Au point de vue domanial, le Prieuré de Pruniers fournit en 1743
une déclaration pour la confection du terrier du duché d'Orléans.
Simon THIDE, prieur titulaire du Prieuré de Saint-Martin de
Pruniers, déclare métaierie et domaine, pâtureau du Guérede,
placeau des Bâtes, pâtureau de l'étang, le lieu du château
Blanc, la dîme de Saugirard, la dîme des Bardinières ou des
Buzerolles...
Bâtiments
-1 grand corps de bâtiments au Nord construit en pierres,
couvert de tuiles, comportant 2 chambres à cheminée, grenier
dessus et escalier pour y monter.
-1 autre bâtiment servant d'écurie, en pierre, couvert de
tuiles.
-1 ancienne chapelle au Nord servant de cellier, cave voûtée
dessous la chapelle et l'écurie.
-grange en retour d'équerre de ce bâtiment, partie en bois,
partie en pierre couverte de tuiles.
-1 autre corps de bâtiments au midi, en bois, couverts de tuiles,
servant de toits à bestiaux.
-loge couverte de chaume.
-entre ces bâtiments porte cochère pour y entrer.

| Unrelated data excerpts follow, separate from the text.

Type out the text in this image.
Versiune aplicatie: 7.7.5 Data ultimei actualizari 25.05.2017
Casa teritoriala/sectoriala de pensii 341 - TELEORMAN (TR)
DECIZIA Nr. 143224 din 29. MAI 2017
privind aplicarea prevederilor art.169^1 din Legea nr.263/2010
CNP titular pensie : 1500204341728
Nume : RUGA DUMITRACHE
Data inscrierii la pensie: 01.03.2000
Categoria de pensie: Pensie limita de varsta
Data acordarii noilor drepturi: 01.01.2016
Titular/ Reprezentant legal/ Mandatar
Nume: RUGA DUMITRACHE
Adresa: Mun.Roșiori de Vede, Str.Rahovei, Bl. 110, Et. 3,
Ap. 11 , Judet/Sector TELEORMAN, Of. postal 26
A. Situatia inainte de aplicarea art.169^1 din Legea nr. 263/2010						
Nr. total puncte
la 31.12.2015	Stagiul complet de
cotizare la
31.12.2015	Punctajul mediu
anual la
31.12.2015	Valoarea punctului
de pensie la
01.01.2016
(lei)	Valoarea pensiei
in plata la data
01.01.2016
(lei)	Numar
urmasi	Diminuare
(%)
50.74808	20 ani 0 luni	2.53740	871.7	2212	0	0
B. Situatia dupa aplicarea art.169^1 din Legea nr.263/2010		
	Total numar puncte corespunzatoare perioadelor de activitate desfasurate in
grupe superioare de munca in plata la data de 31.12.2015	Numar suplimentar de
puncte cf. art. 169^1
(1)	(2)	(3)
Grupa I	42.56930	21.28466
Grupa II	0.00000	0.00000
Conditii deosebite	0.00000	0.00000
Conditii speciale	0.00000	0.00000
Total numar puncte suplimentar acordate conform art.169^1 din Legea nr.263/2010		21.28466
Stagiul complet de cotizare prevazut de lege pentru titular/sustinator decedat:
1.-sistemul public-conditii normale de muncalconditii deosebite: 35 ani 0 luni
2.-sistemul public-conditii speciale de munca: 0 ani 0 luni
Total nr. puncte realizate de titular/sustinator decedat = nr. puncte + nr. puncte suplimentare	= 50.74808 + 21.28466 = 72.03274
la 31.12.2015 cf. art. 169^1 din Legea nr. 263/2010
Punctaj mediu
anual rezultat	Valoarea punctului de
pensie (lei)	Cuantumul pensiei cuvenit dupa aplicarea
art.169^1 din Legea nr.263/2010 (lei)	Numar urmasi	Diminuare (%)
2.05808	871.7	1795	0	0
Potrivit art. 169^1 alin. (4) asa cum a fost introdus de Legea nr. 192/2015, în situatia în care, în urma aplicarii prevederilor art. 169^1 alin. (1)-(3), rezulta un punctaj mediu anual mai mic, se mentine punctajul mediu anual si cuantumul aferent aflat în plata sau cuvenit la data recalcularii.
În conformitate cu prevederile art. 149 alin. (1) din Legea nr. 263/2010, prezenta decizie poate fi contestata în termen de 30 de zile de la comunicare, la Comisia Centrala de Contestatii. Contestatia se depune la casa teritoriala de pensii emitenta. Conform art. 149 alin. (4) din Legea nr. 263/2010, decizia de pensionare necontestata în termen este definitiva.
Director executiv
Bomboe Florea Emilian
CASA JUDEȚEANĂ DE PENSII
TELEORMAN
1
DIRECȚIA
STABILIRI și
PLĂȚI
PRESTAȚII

-1 pièce de 4 septrées d'ouche, paccage et jardin, puits à eau.
Situation
de l'ensemble
-levant : un pâtureau
-couchant : un clos de vignes appelé Clos du Prieuré
-Nord : chemin de Romorantin au pont de Sauldre
-midi : la Sauldre
Pâtureaux
-1 pâtureau de 16 boisselées
-1 second de 2 septrées
-et un troisième de 6 septrées
Prés,
paccages et bruère
-4 journaux de prés appelés Prés de l'Isle
-1 journal et demi de pré appelé Pré de la Fontaine
-2 journaux et 5 pointes de pré à prendre dans la Prairie des
Manes
-1 journal de pré à la Rabinerie
-4 journaux de prés appelés Prés de l'Etang
-6 boisselées en prés, jardins et luzernes proches du Gué de
Pruniers
-le droit de communauté avec la métairie de la Nigaudière dans
un paccage de 2 septrées appelé Paccage aux vaches.
-au même endroit en communauté le Paccage aux Boeufs de 2
septrées.
-1 pièce de terre de 3 septrées appelée la Bruère Ronde.
Terres
Un total de 16 parcelles allant de 4 à 30 boisselées et de 3 à
13 septrées soit en tout 46 septrées et 120 boisselées. Nous
signalons les noms de lieu cités : la Sagonne, les Varennes
proches du bourg, l'ancien étang du Prieuré à présent en pré,
la Moizette, la Défriche, Labée, la Brigandière.